After that, it appears to initialize the Code Integrity modules by calling CiInitialize, passing CiOptions as the first argument.

This completes the preparation and configuration of CiOptions within ntoskrnl.exe; the remaining processing is handled by ci.dll.

How g_CiOptions is Set

Next, I analyzed the inner workings of the CiInitialize function mentioned earlier. Since its first argument is CiOptions, I needed to understand how this value is processed internally.

The core processing of CiInitialize is performed by its internal function, CipInitialize, to which the arguments of CiInitialize are passed directly.
Examining the disassembled code of CipInitialize, it simply stores the CiOptions value into the global variable g_CiOptions, as shown in the screenshot below:

With this analysis, I finally understand the process leading up to the setting of g_CiOptions.

How g_CiOptions is Used

g_CiOptions is a global variable referenced when determining whether to perform driver signature verification.

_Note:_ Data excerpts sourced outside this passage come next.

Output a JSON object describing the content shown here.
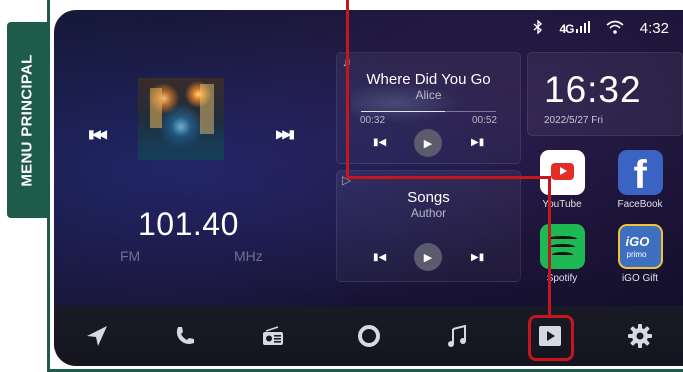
{
  "side_tab": {
    "label": "MENU PRINCIPAL"
  },
  "status_bar": {
    "bluetooth_icon": "bluetooth-icon",
    "signal": "4G",
    "wifi_icon": "wifi-icon",
    "time": "4:32"
  },
  "radio": {
    "prev_icon": "skip-previous-icon",
    "next_icon": "skip-next-icon",
    "frequency": "101.40",
    "band": "FM",
    "unit": "MHz"
  },
  "music_card_1": {
    "title": "Where Did You Go",
    "artist": "Alice",
    "elapsed": "00:32",
    "duration": "00:52",
    "progress": 0.62
  },
  "music_card_2": {
    "title": "Songs",
    "artist": "Author"
  },
  "clock": {
    "time": "16:32",
    "date": "2022/5/27  Fri"
  },
  "apps": [
    {
      "label": "YouTube",
      "icon": "youtube-icon",
      "color": "#e52d27"
    },
    {
      "label": "FaceBook",
      "icon": "facebook-icon",
      "color": "#3b63c4"
    },
    {
      "label": "Spotify",
      "icon": "spotify-icon",
      "color": "#1db954"
    },
    {
      "label": "iGO Gift",
      "icon": "igo-icon",
      "color": "#3f6fc0"
    }
  ],
  "dock": [
    {
      "name": "navigation",
      "icon": "navigation-arrow-icon"
    },
    {
      "name": "phone",
      "icon": "phone-icon"
    },
    {
      "name": "radio",
      "icon": "radio-icon"
    },
    {
      "name": "home",
      "icon": "home-circle-icon"
    },
    {
      "name": "music",
      "icon": "music-note-icon"
    },
    {
      "name": "video",
      "icon": "video-player-icon",
      "highlighted": true
    },
    {
      "name": "settings",
      "icon": "settings-gear-icon"
    }
  ],
  "accent_color": "#c4161c",
  "frame_color": "#1e5b4b"
}
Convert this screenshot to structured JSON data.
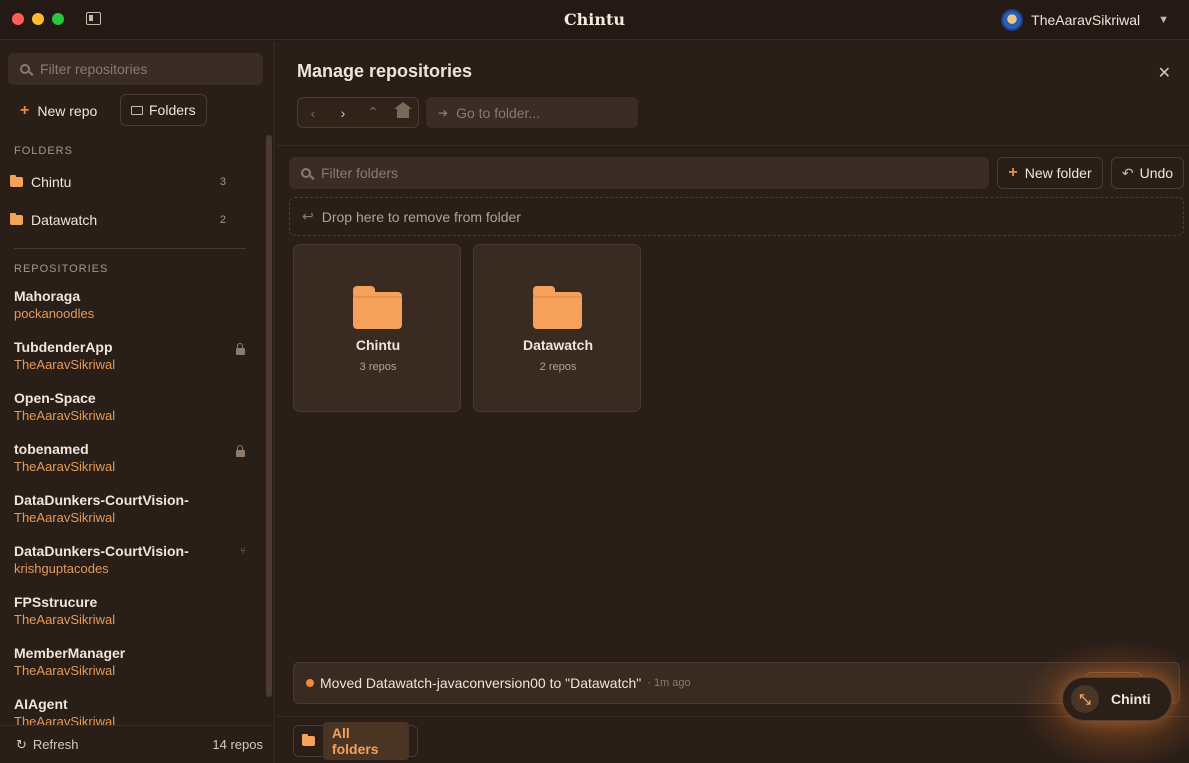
{
  "window": {
    "title": "Chintu"
  },
  "account": {
    "name": "TheAaravSikriwal"
  },
  "sidebar": {
    "search_placeholder": "Filter repositories",
    "new_repo_label": "New repo",
    "folders_button_label": "Folders",
    "folders_heading": "FOLDERS",
    "folders": [
      {
        "name": "Chintu",
        "count": "3"
      },
      {
        "name": "Datawatch",
        "count": "2"
      }
    ],
    "repositories_heading": "REPOSITORIES",
    "repositories": [
      {
        "name": "Mahoraga",
        "owner": "pockanoodles",
        "badge": ""
      },
      {
        "name": "TubdenderApp",
        "owner": "TheAaravSikriwal",
        "badge": "lock"
      },
      {
        "name": "Open-Space",
        "owner": "TheAaravSikriwal",
        "badge": ""
      },
      {
        "name": "tobenamed",
        "owner": "TheAaravSikriwal",
        "badge": "lock"
      },
      {
        "name": "DataDunkers-CourtVision-",
        "owner": "TheAaravSikriwal",
        "badge": ""
      },
      {
        "name": "DataDunkers-CourtVision-",
        "owner": "krishguptacodes",
        "badge": "fork"
      },
      {
        "name": "FPSstrucure",
        "owner": "TheAaravSikriwal",
        "badge": ""
      },
      {
        "name": "MemberManager",
        "owner": "TheAaravSikriwal",
        "badge": ""
      },
      {
        "name": "AIAgent",
        "owner": "TheAaravSikriwal",
        "badge": ""
      }
    ],
    "refresh_label": "Refresh",
    "repo_count": "14 repos"
  },
  "main": {
    "title": "Manage repositories",
    "goto_placeholder": "Go to folder...",
    "filter_placeholder": "Filter folders",
    "new_folder_label": "New folder",
    "undo_label": "Undo",
    "dropzone_text": "Drop here to remove from folder",
    "folder_cards": [
      {
        "name": "Chintu",
        "count": "3 repos"
      },
      {
        "name": "Datawatch",
        "count": "2 repos"
      }
    ],
    "toast": {
      "text": "Moved Datawatch-javaconversion00 to \"Datawatch\"",
      "time": "· 1m ago"
    },
    "all_folders_label": "All folders"
  },
  "assistant": {
    "label": "Chinti"
  },
  "colors": {
    "accent": "#f08a3c",
    "folder": "#f6a15a",
    "background": "#2a1e18"
  }
}
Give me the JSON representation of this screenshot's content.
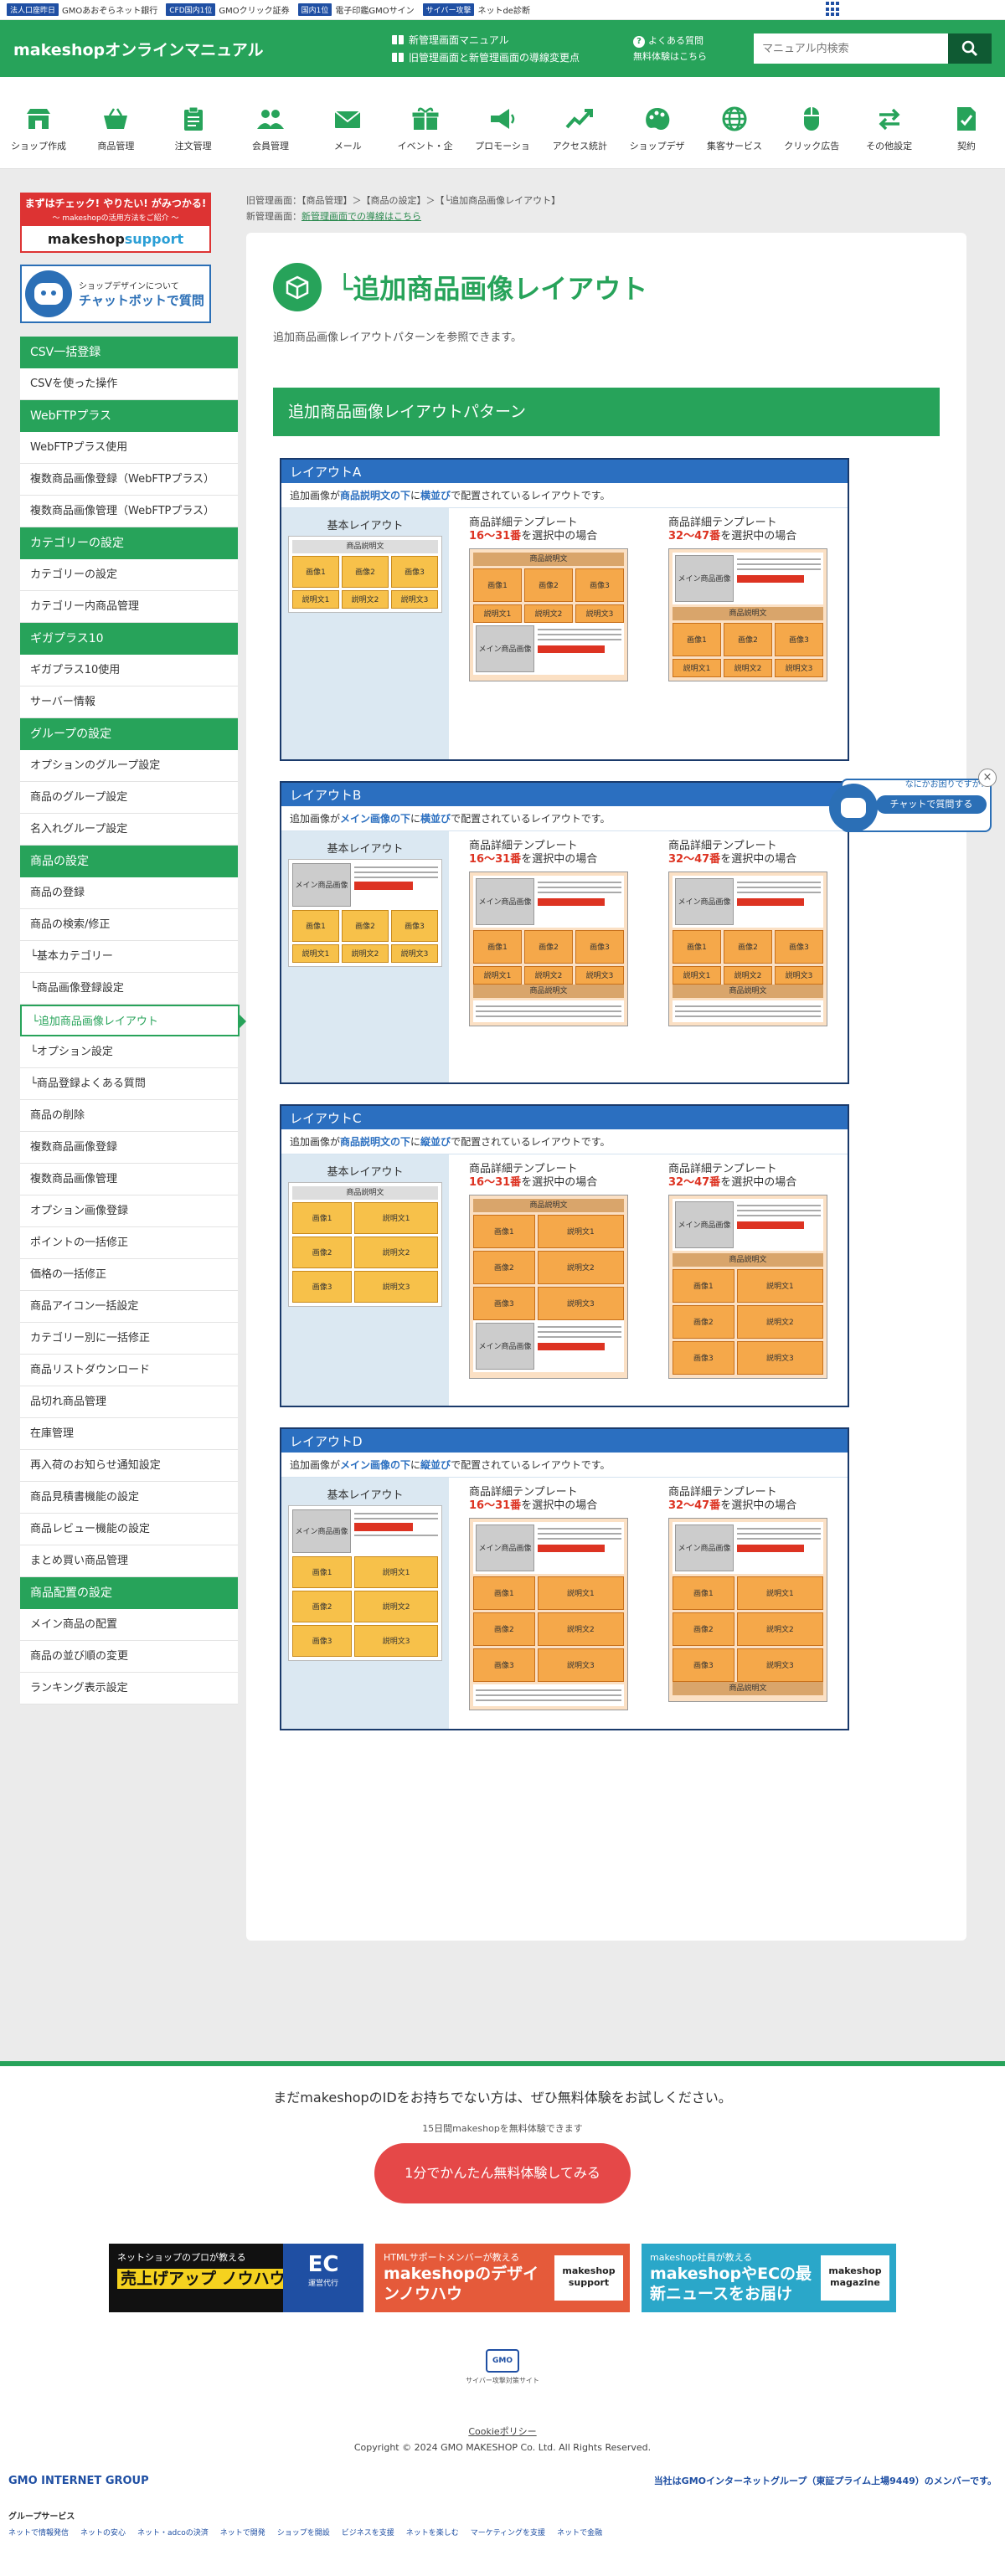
{
  "gmobar": {
    "items": [
      {
        "badge": "法人口座昨日",
        "label": "GMOあおぞらネット銀行"
      },
      {
        "badge": "CFD国内1位",
        "label": "GMOクリック証券"
      },
      {
        "badge": "国内1位",
        "label": "電子印鑑GMOサイン"
      },
      {
        "badge": "サイバー攻撃",
        "label": "ネットde診断"
      }
    ]
  },
  "header": {
    "logo": "makeshopオンラインマニュアル",
    "link1": "新管理画面マニュアル",
    "link2": "旧管理画面と新管理画面の導線変更点",
    "faq": "よくある質問",
    "trial": "無料体験はこちら",
    "search_placeholder": "マニュアル内検索"
  },
  "nav": [
    {
      "label": "ショップ作成",
      "icon": "shop-icon"
    },
    {
      "label": "商品管理",
      "icon": "basket-icon"
    },
    {
      "label": "注文管理",
      "icon": "clipboard-icon"
    },
    {
      "label": "会員管理",
      "icon": "members-icon"
    },
    {
      "label": "メール",
      "icon": "mail-icon"
    },
    {
      "label": "イベント・企",
      "icon": "gift-icon"
    },
    {
      "label": "プロモーショ",
      "icon": "megaphone-icon"
    },
    {
      "label": "アクセス統計",
      "icon": "chart-icon"
    },
    {
      "label": "ショップデザ",
      "icon": "palette-icon"
    },
    {
      "label": "集客サービス",
      "icon": "globe-icon"
    },
    {
      "label": "クリック広告",
      "icon": "mouse-icon"
    },
    {
      "label": "その他設定",
      "icon": "arrows-icon"
    },
    {
      "label": "契約",
      "icon": "contract-icon"
    }
  ],
  "banners": {
    "b1_top": "まずはチェック! やりたい! がみつかる!",
    "b1_sub": "〜 makeshopの活用方法をご紹介 〜",
    "b1_logo": "makeshop",
    "b1_logo2": "support",
    "b2_top": "ショップデザインについて",
    "b2_main": "チャットボットで質問"
  },
  "menu": [
    {
      "type": "sec",
      "label": "CSV一括登録"
    },
    {
      "type": "it",
      "label": "CSVを使った操作"
    },
    {
      "type": "sec",
      "label": "WebFTPプラス"
    },
    {
      "type": "it",
      "label": "WebFTPプラス使用"
    },
    {
      "type": "it",
      "label": "複数商品画像登録（WebFTPプラス）"
    },
    {
      "type": "it",
      "label": "複数商品画像管理（WebFTPプラス）"
    },
    {
      "type": "sec",
      "label": "カテゴリーの設定"
    },
    {
      "type": "it",
      "label": "カテゴリーの設定"
    },
    {
      "type": "it",
      "label": "カテゴリー内商品管理"
    },
    {
      "type": "sec",
      "label": "ギガプラス10"
    },
    {
      "type": "it",
      "label": "ギガプラス10使用"
    },
    {
      "type": "it",
      "label": "サーバー情報"
    },
    {
      "type": "sec",
      "label": "グループの設定"
    },
    {
      "type": "it",
      "label": "オプションのグループ設定"
    },
    {
      "type": "it",
      "label": "商品のグループ設定"
    },
    {
      "type": "it",
      "label": "名入れグループ設定"
    },
    {
      "type": "sec",
      "label": "商品の設定"
    },
    {
      "type": "it",
      "label": "商品の登録"
    },
    {
      "type": "it",
      "label": "商品の検索/修正"
    },
    {
      "type": "it",
      "label": "└基本カテゴリー"
    },
    {
      "type": "it",
      "label": "└商品画像登録設定"
    },
    {
      "type": "active",
      "label": "└追加商品画像レイアウト"
    },
    {
      "type": "it",
      "label": "└オプション設定"
    },
    {
      "type": "it",
      "label": "└商品登録よくある質問"
    },
    {
      "type": "it",
      "label": "商品の削除"
    },
    {
      "type": "it",
      "label": "複数商品画像登録"
    },
    {
      "type": "it",
      "label": "複数商品画像管理"
    },
    {
      "type": "it",
      "label": "オプション画像登録"
    },
    {
      "type": "it",
      "label": "ポイントの一括修正"
    },
    {
      "type": "it",
      "label": "価格の一括修正"
    },
    {
      "type": "it",
      "label": "商品アイコン一括設定"
    },
    {
      "type": "it",
      "label": "カテゴリー別に一括修正"
    },
    {
      "type": "it",
      "label": "商品リストダウンロード"
    },
    {
      "type": "it",
      "label": "品切れ商品管理"
    },
    {
      "type": "it",
      "label": "在庫管理"
    },
    {
      "type": "it",
      "label": "再入荷のお知らせ通知設定"
    },
    {
      "type": "it",
      "label": "商品見積書機能の設定"
    },
    {
      "type": "it",
      "label": "商品レビュー機能の設定"
    },
    {
      "type": "it",
      "label": "まとめ買い商品管理"
    },
    {
      "type": "sec",
      "label": "商品配置の設定"
    },
    {
      "type": "it",
      "label": "メイン商品の配置"
    },
    {
      "type": "it",
      "label": "商品の並び順の変更"
    },
    {
      "type": "it",
      "label": "ランキング表示設定"
    }
  ],
  "breadcrumb": {
    "old": "旧管理画面：【商品管理】＞【商品の設定】＞【└追加商品画像レイアウト】",
    "new_prefix": "新管理画面：",
    "new_link": "新管理画面での導線はこちら"
  },
  "main": {
    "title": "└追加商品画像レイアウト",
    "desc": "追加商品画像レイアウトパターンを参照できます。",
    "section": "追加商品画像レイアウトパターン"
  },
  "common": {
    "basic": "基本レイアウト",
    "tmpl_title": "商品詳細テンプレート",
    "t1": "16～31番",
    "t2": "32～47番",
    "suffix": "を選択中の場合",
    "desc_text": "商品説明文",
    "main_image": "メイン商品画像",
    "img1": "画像1",
    "img2": "画像2",
    "img3": "画像3",
    "d1": "説明文1",
    "d2": "説明文2",
    "d3": "説明文3"
  },
  "layouts": [
    {
      "name": "レイアウトA",
      "pre": "追加画像が",
      "hl": "商品説明文の下",
      "mid": "に",
      "hl2": "横並び",
      "post": "で配置されているレイアウトです。"
    },
    {
      "name": "レイアウトB",
      "pre": "追加画像が",
      "hl": "メイン画像の下",
      "mid": "に",
      "hl2": "横並び",
      "post": "で配置されているレイアウトです。"
    },
    {
      "name": "レイアウトC",
      "pre": "追加画像が",
      "hl": "商品説明文の下",
      "mid": "に",
      "hl2": "縦並び",
      "post": "で配置されているレイアウトです。"
    },
    {
      "name": "レイアウトD",
      "pre": "追加画像が",
      "hl": "メイン画像の下",
      "mid": "に",
      "hl2": "縦並び",
      "post": "で配置されているレイアウトです。"
    }
  ],
  "chat": {
    "question": "なにかお困りですか?",
    "button": "チャットで質問する",
    "close": "×"
  },
  "footer": {
    "question": "まだmakeshopのIDをお持ちでない方は、ぜひ無料体験をお試しください。",
    "note": "15日間makeshopを無料体験できます",
    "cta": "1分でかんたん無料体験してみる",
    "b1_a": "ネットショップのプロが教える",
    "b1_b": "売上げアップ ノウハウ",
    "b1_ec": "EC",
    "b1_ec_sub": "運営代行",
    "b2_a": "HTMLサポートメンバーが教える",
    "b2_b": "makeshopのデザインノウハウ",
    "b2_logo": "makeshop support",
    "b3_a": "makeshop社員が教える",
    "b3_b": "makeshopやECの最新ニュースをお届け",
    "b3_logo": "makeshop magazine",
    "secu1": "GMO",
    "secu2": "サイバー攻撃対策サイト",
    "cookie": "Cookieポリシー",
    "copyright": "Copyright © 2024 GMO MAKESHOP Co. Ltd. All Rights Reserved.",
    "gmo_logo": "GMO INTERNET GROUP",
    "gmo_member": "当社はGMOインターネットグループ（東証プライム上場9449）のメンバーです。",
    "gs_head": "グループサービス",
    "gs_links": [
      "ネットで情報発信",
      "ネットの安心",
      "ネット・adcoの決済",
      "ネットで開発",
      "ショップを開設",
      "ビジネスを支援",
      "ネットを楽しむ",
      "マーケティングを支援",
      "ネットで金融"
    ]
  },
  "colors": {
    "brand_green": "#27a35a",
    "layout_blue": "#2b6fc0",
    "cta_red": "#e54848"
  }
}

As mentioned in the previous article, when starting a kernel driver service, the CiValidateImageHeader function is called to verify the driver’s signature. Before performing the verification, this function checks g_CiOptions to decide whether the signature check is necessary.

To be honest, this decision process was difficult to fully grasp, but from my rough understanding, it seems to work as follows:

• If the 0x8000 flag is OFF, signature validation may be skipped depending on the image flags.
• If the 0x4000 flag is also OFF, the conditions for skipping validation become even more permissive.
• If both flags are ON, validation is stricter and bypass is unlikely.
• If both flags are OFF, validation is likely bypassed (assuming other conditions are ignored).

DSE Bypass

By the way, Adam Chester’s article is very helpful for understanding DSE bypass techniques. According to the article, simply overwriting g_CiOptions to 0x0 will cause an error due to VBS (Virtualization Based Security).